L'incorporation des grosses structures par les cellules et un phénomène réel utilisé par différents types de cellules pour incorporer différentes particules pour différents buts allant de la nutrition à l'immunité de l'organisme. Les récepteurs situés sur la face externe de la membrane cellulaire réagissent par affinité chimique avec des substances ou des structures complexes comme les bactéries ou les virus, s'en suit alors une série de processus qui conduisent la vésicule formée vers l'intérieur de la cellule, soit pour libérer la substance utile au fonctionnement de la cellule, soit pour dégrader la substance ou le corps étranger à l'organisme comme c'est le cas des cellules sanguines qui phagocytent les corps étrangers. Dans le cas de l'incorporation d'une particule virale comme le coronavirus, la cellule perd la partie : l'ARN viral infectieux accomplira son cycle et donnera de nouvelles particules virales qui iront s'attaquer à d'autres cellules-cible.
Notre organisme est-il en mesure de surmonter par lui-même l'infection virale ? Comment prépare-t-il sa défense ? Peut-il s'en remettre sans aide thérapeutique ? De quel type d'aide a-t-il besoin ? Autant de questions qui attendent des réponses. Mais c'est une évidence, vaut mieux que le virus n'atteigne pas notre organisme, vaut mieux qu'il ne réagisse pas avec nos récepteurs ACE2, c'est un problème physique de contact, de contagion et d'infection. Les mesures barrières rappelées, matin et soir, sont un minimum pour éviter d'entrer en contact avec le virus qui n'a pas de remède pour le moment.
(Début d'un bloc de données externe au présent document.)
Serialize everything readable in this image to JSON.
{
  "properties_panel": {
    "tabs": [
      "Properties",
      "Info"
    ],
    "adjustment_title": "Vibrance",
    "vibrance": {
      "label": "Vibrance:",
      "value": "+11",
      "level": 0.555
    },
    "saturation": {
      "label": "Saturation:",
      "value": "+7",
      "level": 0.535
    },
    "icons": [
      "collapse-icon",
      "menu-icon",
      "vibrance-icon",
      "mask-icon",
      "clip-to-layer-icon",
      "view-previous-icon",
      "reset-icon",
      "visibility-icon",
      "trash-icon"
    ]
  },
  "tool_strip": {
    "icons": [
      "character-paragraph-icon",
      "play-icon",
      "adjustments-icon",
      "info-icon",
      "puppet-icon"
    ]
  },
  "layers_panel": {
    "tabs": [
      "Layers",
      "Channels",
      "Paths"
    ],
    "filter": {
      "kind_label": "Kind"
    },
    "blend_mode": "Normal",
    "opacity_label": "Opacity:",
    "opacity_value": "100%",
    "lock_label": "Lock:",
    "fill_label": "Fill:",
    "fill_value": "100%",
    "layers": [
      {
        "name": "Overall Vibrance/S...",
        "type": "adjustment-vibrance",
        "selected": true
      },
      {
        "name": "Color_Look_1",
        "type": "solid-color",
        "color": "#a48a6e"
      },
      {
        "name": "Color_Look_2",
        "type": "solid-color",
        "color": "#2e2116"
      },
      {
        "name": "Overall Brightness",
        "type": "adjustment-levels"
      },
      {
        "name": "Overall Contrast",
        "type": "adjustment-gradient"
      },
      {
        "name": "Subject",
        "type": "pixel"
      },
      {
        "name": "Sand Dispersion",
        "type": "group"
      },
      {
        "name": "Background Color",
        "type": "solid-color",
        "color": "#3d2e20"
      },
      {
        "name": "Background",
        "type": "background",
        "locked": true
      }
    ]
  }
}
Ceci est un bref aperçu simplifié des interactions viruscellules humaines et des voies d'accès que les virus empruntent pour arriver au cœur de nos cellules. Beaucoup de détails concernant la diversité des récepteurs membranaires et les mécanismes de fixation des virus aux cellules et leur fusion avec la membrane cellulaire ont été occultés : le but est de répondre, même brièvement, à la question de l'accès des virus au cœur de nos cellules et particulièrement le coronavirus.
*Professeur en microbiologie, Laboratoire de mycologie, biotechnologie et activités des microorganismes, Département de Microbiologie, FSNV/UFMC, Constantine.